Interpol and the World Customs Organization led a worldwide effort to make 500 arrests and seize more than 2,000 animals and plants, the two groups announced Tuesday, part of an annual crackdown on global endangered wildlife trafficking that highlights the persistence of the illegal trade.
Interpol Wildlife Trafficking

This photo provided by Interpol shows stuffed animals seized by custom officers in Argentina on Oct.6, 2023.

Key Takeaways
  • The animals were all protected under international law due to their endangered status and included 1,370 live birds, 53 live primates, four live big cats and other species, according to Interpol, which called the crackdown Operation Thunder.
  • Police and customs officials across multiple countries seized more than 30 tons of internationally protected plants, including protected cactus species.
  • The crackdown also seized 2,624 cubic meters of timber—the equivalent of 440 standard shipping containers, Interpol said.
  • Among the more than 2,000 seizures, which all occurred between Oct. 2 and 27, officials also recovered more than 300 kilograms of ivory, thousands of turtle eggs, 30 tons of plants and dozens of big cat body parts and rhino horns.
  • Interpol and the World Customs Organization coordinated with local police customs officers to carry out the operation, targeting alleged traffickers as they crossed borders—with local authorities ultimately searching hundreds of vehicles, suitcases and cargo transporters.
  • Seizures took across the globe, in places like Panama, the Czech Republic and Tanzania.
Key Background

It’s the seventh annual Operation Thunder. While this year’s 2,114 seizures represent a slight downtick from last year’s 2,200, the number of seizures has steadily grown since the 1,300 in 2017, as the number of countries involved in the effort has more than doubled since then. Laws on wildlife trafficking vary from country to country, according to the United Nations, with punishments ranging from civil to criminal.

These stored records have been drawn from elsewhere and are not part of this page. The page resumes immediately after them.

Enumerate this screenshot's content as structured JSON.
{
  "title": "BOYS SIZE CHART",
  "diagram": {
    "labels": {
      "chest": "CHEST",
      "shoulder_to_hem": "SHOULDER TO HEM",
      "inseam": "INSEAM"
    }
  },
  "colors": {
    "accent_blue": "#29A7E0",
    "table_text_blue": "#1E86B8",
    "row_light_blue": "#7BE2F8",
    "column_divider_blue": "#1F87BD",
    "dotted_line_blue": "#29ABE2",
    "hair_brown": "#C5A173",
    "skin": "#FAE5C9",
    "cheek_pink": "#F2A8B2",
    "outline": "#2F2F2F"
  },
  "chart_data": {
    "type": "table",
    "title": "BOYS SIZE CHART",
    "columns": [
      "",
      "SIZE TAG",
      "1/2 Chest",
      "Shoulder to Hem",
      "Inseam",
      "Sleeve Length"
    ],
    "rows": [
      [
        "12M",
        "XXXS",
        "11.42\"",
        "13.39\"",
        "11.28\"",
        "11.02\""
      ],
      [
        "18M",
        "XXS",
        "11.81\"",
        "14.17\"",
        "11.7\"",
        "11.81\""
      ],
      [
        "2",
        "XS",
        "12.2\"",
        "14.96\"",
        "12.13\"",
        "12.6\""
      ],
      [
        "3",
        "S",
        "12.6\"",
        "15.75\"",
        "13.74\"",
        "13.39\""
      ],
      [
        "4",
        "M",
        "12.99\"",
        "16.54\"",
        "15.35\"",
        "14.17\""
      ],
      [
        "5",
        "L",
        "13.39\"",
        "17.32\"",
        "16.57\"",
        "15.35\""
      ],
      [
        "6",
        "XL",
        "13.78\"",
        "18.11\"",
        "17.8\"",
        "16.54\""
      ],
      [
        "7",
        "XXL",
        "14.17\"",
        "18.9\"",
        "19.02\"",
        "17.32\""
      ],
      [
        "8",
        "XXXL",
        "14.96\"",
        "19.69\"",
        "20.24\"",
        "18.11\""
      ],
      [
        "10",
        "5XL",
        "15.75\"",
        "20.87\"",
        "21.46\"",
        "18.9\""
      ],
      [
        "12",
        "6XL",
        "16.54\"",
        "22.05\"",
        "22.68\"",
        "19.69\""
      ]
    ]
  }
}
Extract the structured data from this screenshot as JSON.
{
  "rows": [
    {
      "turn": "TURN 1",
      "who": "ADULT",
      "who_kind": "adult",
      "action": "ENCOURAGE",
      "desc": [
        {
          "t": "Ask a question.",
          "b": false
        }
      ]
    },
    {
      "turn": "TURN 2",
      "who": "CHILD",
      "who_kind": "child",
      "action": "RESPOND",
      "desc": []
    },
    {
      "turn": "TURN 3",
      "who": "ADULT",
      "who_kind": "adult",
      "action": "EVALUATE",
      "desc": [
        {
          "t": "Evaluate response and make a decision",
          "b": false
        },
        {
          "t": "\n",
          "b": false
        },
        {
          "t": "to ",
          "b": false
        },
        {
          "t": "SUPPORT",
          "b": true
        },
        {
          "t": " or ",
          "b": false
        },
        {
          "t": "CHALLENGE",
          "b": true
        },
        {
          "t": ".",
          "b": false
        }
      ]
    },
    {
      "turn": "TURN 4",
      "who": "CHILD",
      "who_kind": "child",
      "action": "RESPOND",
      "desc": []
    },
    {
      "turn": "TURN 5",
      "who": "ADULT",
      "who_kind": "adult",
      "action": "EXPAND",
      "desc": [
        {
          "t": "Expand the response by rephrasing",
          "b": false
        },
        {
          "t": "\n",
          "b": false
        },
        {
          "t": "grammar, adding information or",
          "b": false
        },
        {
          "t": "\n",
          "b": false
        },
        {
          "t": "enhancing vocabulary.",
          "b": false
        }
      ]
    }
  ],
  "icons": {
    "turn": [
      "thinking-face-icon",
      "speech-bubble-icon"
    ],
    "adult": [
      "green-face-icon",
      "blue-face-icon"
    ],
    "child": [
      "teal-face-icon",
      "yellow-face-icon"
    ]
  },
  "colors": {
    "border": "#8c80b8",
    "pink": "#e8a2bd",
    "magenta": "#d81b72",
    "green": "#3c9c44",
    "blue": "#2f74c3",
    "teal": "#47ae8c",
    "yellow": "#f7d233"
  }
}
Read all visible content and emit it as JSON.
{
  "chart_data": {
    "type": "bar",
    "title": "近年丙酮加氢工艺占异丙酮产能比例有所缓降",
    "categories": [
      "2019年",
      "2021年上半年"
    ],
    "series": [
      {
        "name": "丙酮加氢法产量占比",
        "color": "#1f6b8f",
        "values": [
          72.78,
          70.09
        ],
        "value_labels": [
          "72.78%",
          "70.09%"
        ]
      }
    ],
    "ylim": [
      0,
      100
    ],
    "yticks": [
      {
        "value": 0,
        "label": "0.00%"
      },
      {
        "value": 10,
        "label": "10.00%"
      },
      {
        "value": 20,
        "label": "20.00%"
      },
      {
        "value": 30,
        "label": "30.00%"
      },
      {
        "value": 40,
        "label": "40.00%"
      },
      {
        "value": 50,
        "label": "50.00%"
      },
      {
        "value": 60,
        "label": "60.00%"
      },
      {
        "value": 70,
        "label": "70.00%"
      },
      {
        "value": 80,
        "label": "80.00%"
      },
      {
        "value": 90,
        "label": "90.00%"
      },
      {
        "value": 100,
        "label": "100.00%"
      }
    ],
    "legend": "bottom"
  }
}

In the United States, for instance, breaking laws protecting endangered species can result in a fine of up to $50,000 or imprisonment of up to one year, though some trafficking laws can lead to prison sentences of up to five years. Interpol officials say the annual crackdown highlights how the wildlife trade is intertwined with other forms of international organized crime.

In analysing data from this year’s seizures, officials alleged 60% of wildlife trafficking cases were linked to transnational organized crime groups and operated along routes used to smuggle other illegal products. Many of the animals, animal parts and timber were set to be sold illegally on online sales platforms. Interpol says the operation also highlights how many protected reptiles and marine life are still being exploited for luxury brand fashion—the crackdown recovered more than 20,034 kilograms worth of marine species and nearly 8,000 pieces of reptiles.

Crucial Quote

“Important and endangered animals, birds and plants are being put at risk of extinction by wildlife and timber traffickers,” said Interpol Secretary General Jürgen Stock.

Big Number

133. That’s how many countries participated in this year’s Operation Thunder, the highest participation rate since the program began in 2017.